Early detection and timely management of vision and hearing problems are key factors in increasing quality of life for older adults.
People with both hearing and vision problems have the greatest reduction in health expectancy, as well as an overall lower life expectancy compared to people without these problems or with just one of the problems, according to a study from Singapore.
The study found that at ages 60, 70 and 80, people with either or both vision and hearing problems could expect more years of remaining life with limited physical function as well as with limitations in activities of daily living, compared to those without impairments.
Treat hearing and vision problems
In the study, the researchers conclude that “timely and appropriate management of vision and hearing impairment, especially when coexisting, among older adults has the potential to reduce the years of life they live with limitation in physical function and in activities of daily living”.
“Vision and hearing impairments are often perceived as an unfortunate but inconsequential part of ageing and in many cases remain undetected or untreated. This important study by our researchers shows that early detection and timely management of vision and hearing impairments by older adults, their families and health systems are key to increasing the quality of life for older adults,” said Professor Patrick Casey, Senior Vice Dean for Research at Duke-NUS in Singapore, according to Science Daily.

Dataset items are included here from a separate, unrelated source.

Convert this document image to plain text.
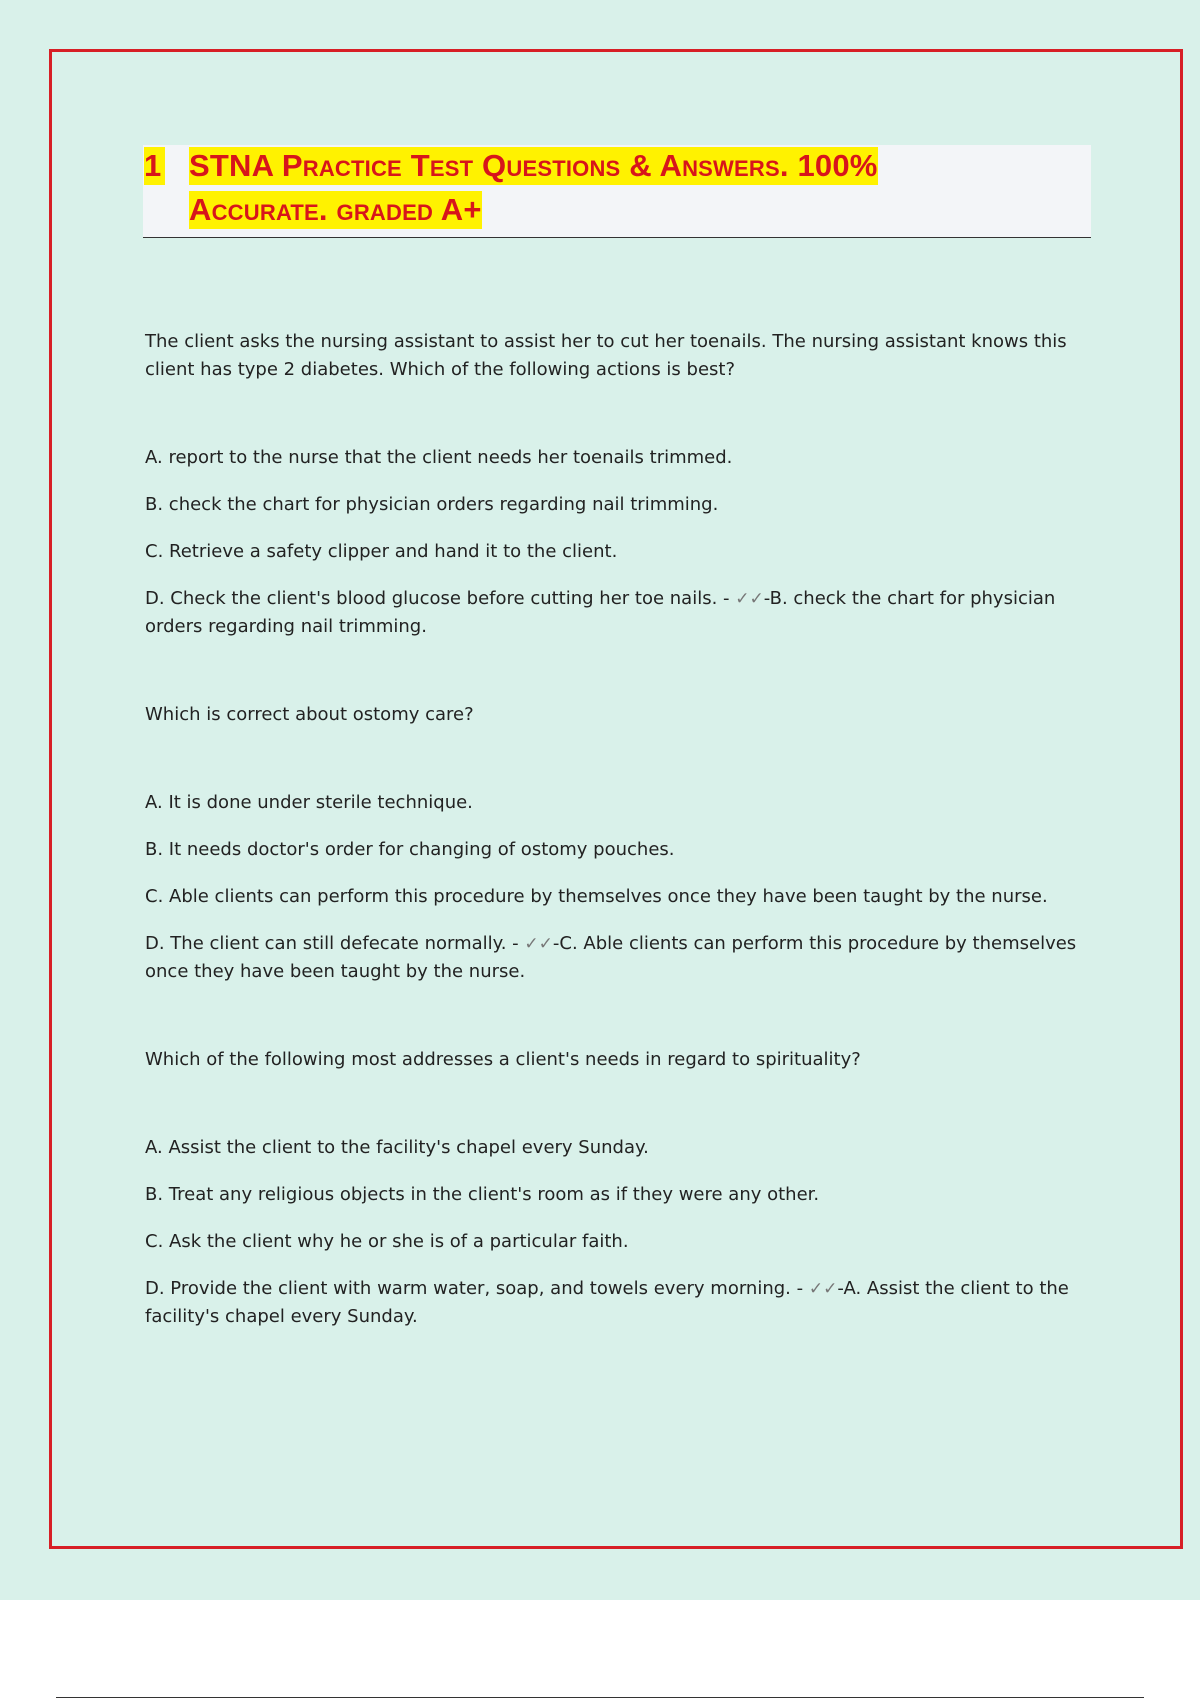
1 STNA Practice Test Questions & Answers. 100%
Accurate. graded A+

The client asks the nursing assistant to assist her to cut her toenails. The nursing assistant knows this client has type 2 diabetes. Which of the following actions is best?

A. report to the nurse that the client needs her toenails trimmed.

B. check the chart for physician orders regarding nail trimming.

C. Retrieve a safety clipper and hand it to the client.

D. Check the client's blood glucose before cutting her toe nails. - ✓✓-B. check the chart for physician orders regarding nail trimming.

Which is correct about ostomy care?

A. It is done under sterile technique.

B. It needs doctor's order for changing of ostomy pouches.

C. Able clients can perform this procedure by themselves once they have been taught by the nurse.

D. The client can still defecate normally. - ✓✓-C. Able clients can perform this procedure by themselves once they have been taught by the nurse.

Which of the following most addresses a client's needs in regard to spirituality?

A. Assist the client to the facility's chapel every Sunday.

B. Treat any religious objects in the client's room as if they were any other.

C. Ask the client why he or she is of a particular faith.

D. Provide the client with warm water, soap, and towels every morning. - ✓✓-A. Assist the client to the facility's chapel every Sunday.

In the study, the researchers asked the participants to rate their own vision and hearing abilities. To assess physical function, they asked participants to report whether they had trouble with tasks involving their arms and legs, such as walking 200-300 meters, climbing ten steps without resting or raising their hands above their heads. They also asked participants to report whether they had trouble completing basic activities of daily living (ADL), including bathing, dressing or eating or instrumental ADLs, such as doing housework, managing their medications or taking public transport.

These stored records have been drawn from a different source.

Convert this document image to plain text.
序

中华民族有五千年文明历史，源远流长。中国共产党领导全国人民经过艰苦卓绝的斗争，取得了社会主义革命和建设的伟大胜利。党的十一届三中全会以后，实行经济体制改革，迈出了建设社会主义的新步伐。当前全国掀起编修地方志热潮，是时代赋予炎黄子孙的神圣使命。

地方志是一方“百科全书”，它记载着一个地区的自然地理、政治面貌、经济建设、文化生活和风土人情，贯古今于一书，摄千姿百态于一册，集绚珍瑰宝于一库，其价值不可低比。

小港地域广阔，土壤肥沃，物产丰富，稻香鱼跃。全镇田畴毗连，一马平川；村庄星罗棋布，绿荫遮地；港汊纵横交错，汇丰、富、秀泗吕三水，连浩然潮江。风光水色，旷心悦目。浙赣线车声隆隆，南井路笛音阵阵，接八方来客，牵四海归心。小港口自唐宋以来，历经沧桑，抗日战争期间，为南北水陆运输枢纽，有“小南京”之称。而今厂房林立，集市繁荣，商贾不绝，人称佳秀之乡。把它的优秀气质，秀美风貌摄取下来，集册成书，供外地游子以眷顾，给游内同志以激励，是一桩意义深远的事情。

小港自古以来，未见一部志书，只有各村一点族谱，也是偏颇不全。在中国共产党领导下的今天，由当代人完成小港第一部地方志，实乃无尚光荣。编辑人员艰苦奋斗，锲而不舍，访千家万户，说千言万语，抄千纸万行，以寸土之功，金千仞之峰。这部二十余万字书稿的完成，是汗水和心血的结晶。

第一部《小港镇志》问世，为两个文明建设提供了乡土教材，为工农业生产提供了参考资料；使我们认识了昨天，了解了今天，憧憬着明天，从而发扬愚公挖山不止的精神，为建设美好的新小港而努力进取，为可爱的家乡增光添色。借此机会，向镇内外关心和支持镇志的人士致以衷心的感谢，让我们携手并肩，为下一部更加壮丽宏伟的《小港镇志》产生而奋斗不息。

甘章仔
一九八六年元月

The study consisted of three waves. 3,452 participants were interviewed in 2009 (wave 1) and followed up in 2011-2012 and 2015. 3,103 were re-interviewed in 2011- 12 (wave 2) and 1,572 were re-interviewed in in 2015 (wave 3).
Problems increase with age
Across the waves, 12-17% of older adults had reduced vision, 6-9% had hearing loss and 9-13% had both reduced vision and hearing loss. A substantial proportion, 34.6% from wave 1 to 2 and 42.7% from wave 2 to 3, experienced a change in both their vision and hearing status.
In 2009 (wave 1), 40.6% of those with hearing loss reported limitations in physical function and 20.8% reported limitations in activities of daily living. In 2011-12 (wave 2) these figures had risen to 52.2% and 26.6% and in 2015 (wave 3) to 60.4% and 29.4%.
For those with both vision and hearing problems, 65.5% reported limitations in physical function and 39.28% reported limitations in activities of daily living in 2009. In 2011-12 (wave 2), the figures were 64.3% and 43.7%. In 2015 (wave 3), the figures had risen to 78.7% and 50.6%.
Fewer years without limitations
The study found that older adults with both and hearing loss vision problems could expect to spend 62% of their remaining life with limitation to physical function, while the estimated figure for those with neither vision problems nor hearing loss was 38%. Older adults with both hearing and vision problems could expect to spend nearly one-third (31%) of their remaining life with limitations to activities of daily living, while those without these problems could expect to spend only 16% with limitations. Those with both hearing and vision problems also had the lowest life expectancy.
The study used data from three waves of a nationally representative longitudinal survey, Panel on Health and Ageing of Singaporean Elderly (PHASE).
The study, “The Impact of Self-Reported Vision and Hearing Impairment on Health Expectancy”, was published in The American Geriatric Society.